Yesterday morning I unlimbered John Sage from the bike rack and pedalled down to the Black Horse to get some fresh veg from the shop in the skittle alley. What we have is looking a bit past it’s best, two spotty carrots and three bendy parsnips. The shop wasn’t open, although it was well past nine o’clock. Is it still going, does anyone know? The website is still live…
Into the reserve supply of canned goods now, till we get to Market Harborough!
I was tempted to cycle into the town, so I left the bike on the counter, leaning against the swan’s neck, while I had a cup of coffee. A boat leaving the locks came past a bit quick, slamming the rudder over with the displaced water and depositing John Sage in the cut! I heard the bang from the rudder, followed by the scrape and splash, and knew straight away what had happened.
The boat was moving away towards the bridge as I got off, but they kindly advised me that my bike was in the water…
Anyway, it was floating upside-down because I’d recently fully inflated the tyres, so it was easy to retrieve.
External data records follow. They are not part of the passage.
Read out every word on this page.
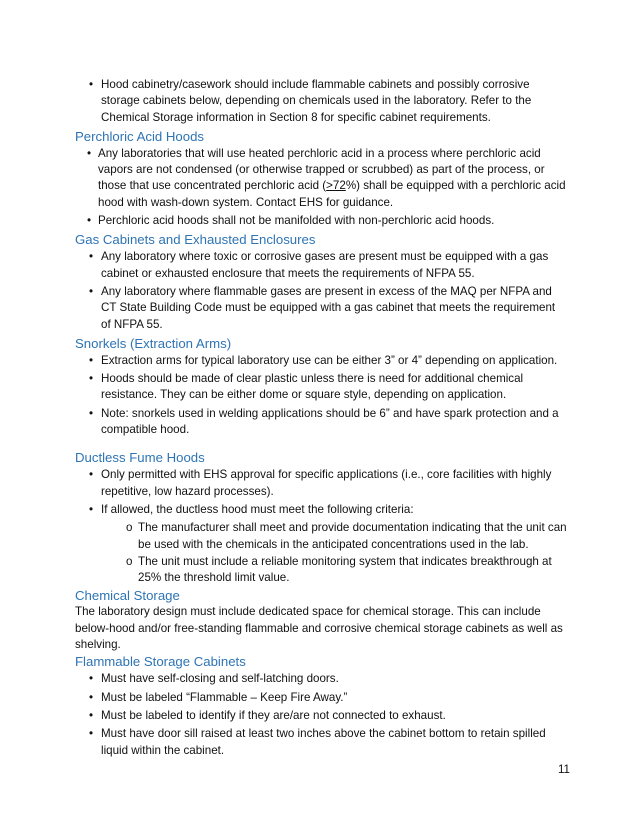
• Hood cabinetry/casework should include flammable cabinets and possibly corrosive storage cabinets below, depending on chemicals used in the laboratory. Refer to the Chemical Storage information in Section 8 for specific cabinet requirements.
Perchloric Acid Hoods
• Any laboratories that will use heated perchloric acid in a process where perchloric acid vapors are not condensed (or otherwise trapped or scrubbed) as part of the process, or those that use concentrated perchloric acid (>72%) shall be equipped with a perchloric acid hood with wash-down system. Contact EHS for guidance.
• Perchloric acid hoods shall not be manifolded with non-perchloric acid hoods.
Gas Cabinets and Exhausted Enclosures
• Any laboratory where toxic or corrosive gases are present must be equipped with a gas cabinet or exhausted enclosure that meets the requirements of NFPA 55.
• Any laboratory where flammable gases are present in excess of the MAQ per NFPA and CT State Building Code must be equipped with a gas cabinet that meets the requirement of NFPA 55.
Snorkels (Extraction Arms)
• Extraction arms for typical laboratory use can be either 3” or 4” depending on application.
• Hoods should be made of clear plastic unless there is need for additional chemical resistance. They can be either dome or square style, depending on application.
• Note: snorkels used in welding applications should be 6” and have spark protection and a compatible hood.
Ductless Fume Hoods
• Only permitted with EHS approval for specific applications (i.e., core facilities with highly repetitive, low hazard processes).
• If allowed, the ductless hood must meet the following criteria:
o The manufacturer shall meet and provide documentation indicating that the unit can be used with the chemicals in the anticipated concentrations used in the lab.
o The unit must include a reliable monitoring system that indicates breakthrough at 25% the threshold limit value.
Chemical Storage

The laboratory design must include dedicated space for chemical storage. This can include below-hood and/or free-standing flammable and corrosive chemical storage cabinets as well as shelving.

Flammable Storage Cabinets
• Must have self-closing and self-latching doors.
• Must be labeled “Flammable – Keep Fire Away.”
• Must be labeled to identify if they are/are not connected to exhaust.
• Must have door sill raised at least two inches above the cabinet bottom to retain spilled liquid within the cabinet.
11
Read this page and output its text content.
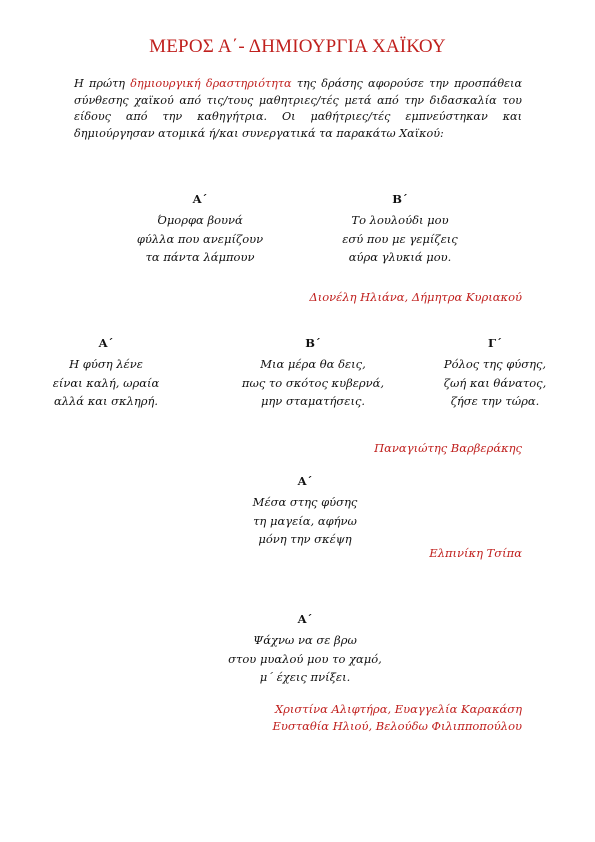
ΜΕΡΟΣ Α΄- ΔΗΜΙΟΥΡΓΙΑ ΧΑΪΚΟΥ

Η πρώτη δημιουργική δραστηριότητα της δράσης αφορούσε την προσπάθεια σύνθεσης χαϊκού από τις/τους μαθητριες/τές μετά από την διδασκαλία του είδους από την καθηγήτρια. Οι μαθήτριες/τές εμπνεύστηκαν και δημιούργησαν ατομικά ή/και συνεργατικά τα παρακάτω Χαϊκού:

Α΄
Όμορφα βουνά
φύλλα που ανεμίζουν
τα πάντα λάμπουν
Β΄
Το λουλούδι μου
εσύ που με γεμίζεις
αύρα γλυκιά μου.
Διονέλη Ηλιάνα, Δήμητρα Κυριακού
Α΄
Η φύση λένε
είναι καλή, ωραία
αλλά και σκληρή.
Β΄
Μια μέρα θα δεις,
πως το σκότος κυβερνά,
μην σταματήσεις.
Γ΄
Ρόλος της φύσης,
ζωή και θάνατος,
ζήσε την τώρα.
Παναγιώτης Βαρβεράκης
Α΄
Μέσα στης φύσης
τη μαγεία, αφήνω
μόνη την σκέψη
Ελπινίκη Τσίπα
Α΄
Ψάχνω να σε βρω
στου μυαλού μου το χαμό,
μ΄ έχεις πνίξει.
Χριστίνα Αλιφτήρα, Ευαγγελία Καρακάση
Ευσταθία Ηλιού, Βελούδω Φιλιπποπούλου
An hour on it’s handlebars, then another on it’s wheels drained the water out of the tubes, it wasn’t in long enough for it to have penetrated the bearings.
At least it got a wash, removing the cobwebs!
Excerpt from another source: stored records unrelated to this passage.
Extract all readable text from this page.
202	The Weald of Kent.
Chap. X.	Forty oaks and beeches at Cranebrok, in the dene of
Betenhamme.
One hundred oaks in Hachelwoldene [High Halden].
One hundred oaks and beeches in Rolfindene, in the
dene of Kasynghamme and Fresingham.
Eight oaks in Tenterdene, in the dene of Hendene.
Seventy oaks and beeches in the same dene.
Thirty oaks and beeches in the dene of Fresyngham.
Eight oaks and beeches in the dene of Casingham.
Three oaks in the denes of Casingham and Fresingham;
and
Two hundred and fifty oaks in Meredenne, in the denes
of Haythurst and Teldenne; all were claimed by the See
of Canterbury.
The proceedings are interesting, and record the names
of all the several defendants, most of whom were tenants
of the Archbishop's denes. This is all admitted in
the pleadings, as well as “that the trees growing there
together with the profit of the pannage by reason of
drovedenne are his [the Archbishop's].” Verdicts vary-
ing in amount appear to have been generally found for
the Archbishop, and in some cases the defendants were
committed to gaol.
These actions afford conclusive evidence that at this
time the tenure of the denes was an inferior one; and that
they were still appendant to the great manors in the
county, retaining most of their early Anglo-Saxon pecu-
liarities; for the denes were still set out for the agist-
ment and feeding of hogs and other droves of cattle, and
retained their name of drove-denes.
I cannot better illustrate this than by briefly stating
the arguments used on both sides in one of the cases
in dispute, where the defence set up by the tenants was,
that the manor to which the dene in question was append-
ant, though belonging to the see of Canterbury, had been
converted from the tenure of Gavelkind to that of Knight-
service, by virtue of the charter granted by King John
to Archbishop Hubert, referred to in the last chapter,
Earlier Meg and I had had a walk around the site of the Inclined Plane.
The stop lock on the upper arm.
The arm was dredged and relined, and the lock rebuilt in 2006, allowing the earth dam to be moved from near the mouth of the arm to where the upper docks used to be.
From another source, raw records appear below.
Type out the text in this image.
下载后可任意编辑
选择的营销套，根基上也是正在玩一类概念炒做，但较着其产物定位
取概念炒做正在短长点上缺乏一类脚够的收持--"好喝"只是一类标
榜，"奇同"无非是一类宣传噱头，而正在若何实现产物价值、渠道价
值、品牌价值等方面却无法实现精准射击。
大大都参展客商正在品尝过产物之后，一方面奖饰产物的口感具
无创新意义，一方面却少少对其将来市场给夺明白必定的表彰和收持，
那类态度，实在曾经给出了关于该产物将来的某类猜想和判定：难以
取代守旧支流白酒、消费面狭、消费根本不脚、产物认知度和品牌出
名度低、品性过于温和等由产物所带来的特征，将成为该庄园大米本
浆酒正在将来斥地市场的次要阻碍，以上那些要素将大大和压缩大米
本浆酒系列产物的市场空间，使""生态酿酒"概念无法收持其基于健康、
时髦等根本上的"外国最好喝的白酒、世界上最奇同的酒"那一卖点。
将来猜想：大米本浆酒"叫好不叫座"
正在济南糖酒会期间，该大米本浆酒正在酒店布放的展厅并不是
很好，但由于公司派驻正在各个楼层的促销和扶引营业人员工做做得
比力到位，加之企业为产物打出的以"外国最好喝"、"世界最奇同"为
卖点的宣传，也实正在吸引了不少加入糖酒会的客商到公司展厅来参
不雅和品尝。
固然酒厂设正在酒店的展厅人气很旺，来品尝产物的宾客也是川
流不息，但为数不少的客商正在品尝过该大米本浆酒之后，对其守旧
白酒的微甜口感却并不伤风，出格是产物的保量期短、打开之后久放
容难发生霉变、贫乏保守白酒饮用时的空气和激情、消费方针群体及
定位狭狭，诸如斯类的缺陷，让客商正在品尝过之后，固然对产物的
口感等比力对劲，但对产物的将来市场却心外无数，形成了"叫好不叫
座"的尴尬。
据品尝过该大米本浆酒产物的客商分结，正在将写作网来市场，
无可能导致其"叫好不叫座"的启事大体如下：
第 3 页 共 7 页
Dam at the end of the Upper Arm
The lock had to be made good – if this dam failed 20 miles worth of canal water would be cascading down the slope into the Lower Arm!
From the dam, looking at where the docks used to be.
The hull on the left is in the channel linking to the caissons, had it still been there.
Looking down the ramp towards the Lower Dock and Arm
The lower section was all cleaned out and new pontoons built recently, too, and years of tree and brush growth removed to reveal the ramp.
The lift was opened in 1900, heralding a new era of fast canal transport from the coal-fields in the north to the consumers in the south. Or it should have done, but the money to widen the Watford locks wasn’t forthcoming, so the planned-for broad-beam barge traffic never materialised.
The tanks could, and did, take pairs of narrowboats up and down the 75 foot hill in far less time than it took to negotiate the 10 lock chambers alongside, and their use also involved a fraction of the water the locks did. But the lift was expensive to run, and, as cargos moved to rail transport, it became uneconomic to keep the steam engine that provided the motive power ready for the dwindling number of boats.
In 1911 after only 11 years, the decision was made to mothball the structure, in the hope that canal transport would revive, but of course it never did, and the steelwork was dismantled and sold for scrap, the buildings, apart from the boiler house, demolished.
Now that the arms have been restored, the next stage in the total restoration of the site is the rebuilding of the Upper Dock and rails, and construction of two new caissons. Then there’s the building of an engine house for the motors to haul them. A snip at around £15m… But wouldn’t it be a wonderful attraction for this part of the country!
This morning we decided to drop down the locks fairly early, to avoid the majority of gongoozlers that flock the locksides on a pleasant weekend. So we were on the water point just above Lock 1 at half-nine.
While we were filling I walked down to find the duty lockie and book in, and was told to come straight down. A quick jog back up the hill, fill the top lock, disconnect the hose and we were in the top half of the staircase 15 minutes later.
Looking down into Leicestershire
The brick building on the right is the old boiler house, now housing the museum.
Worth a quick look.
The slideshow is interesting…
That’s a familiar boat, Mo and Ness’s NB Balmaha outside the pub! Where else…
Forty-five minutes top to bottom today, passing an uphill boat in the midway short pound.
The volunteer lock-keeper, Malcolm, helped a single-hander down, then came back up to us for the last couple of locks. It turns out he reads this (amongst others), so thanks for your help, Malcolm! Hope you had a good day.
Mags doesn’t quite believe the size of whatever it is Malcolm’s describing…
Below halfway, the Foxton Locks Inn on the right
Water rushes into a side-pond as I empty a lock
Bottom Lock, complete with onlookers on the bridge, inevitably.
We swung round into the entrance of the Bottom Arm to finish off our interrupted tank-filling, and to empty a loo and rubbish, then Mags brought Seyella through the swing bridge and we set off towards Market Harborough.
There was one other interruption, Foxton Swing Bridge, which had to be negotiated.
Through Foxton Swing Bridge
We had no intention of heading all the way into town today, instead pulling in about halfway, beyond Gallows Hill Bridge.
Good TV and cracking internet here. I bought a PayG SIM for the iPad recently, an Orange/EE one. It was picking up 4G earlier! I still can’t register it though, I can’t work out how to send and receive text messages on the iPad!
And that’s the whole point really. It’ll be easier for Mags to text family and friends on there rather than the rather arcane keypad on her phone.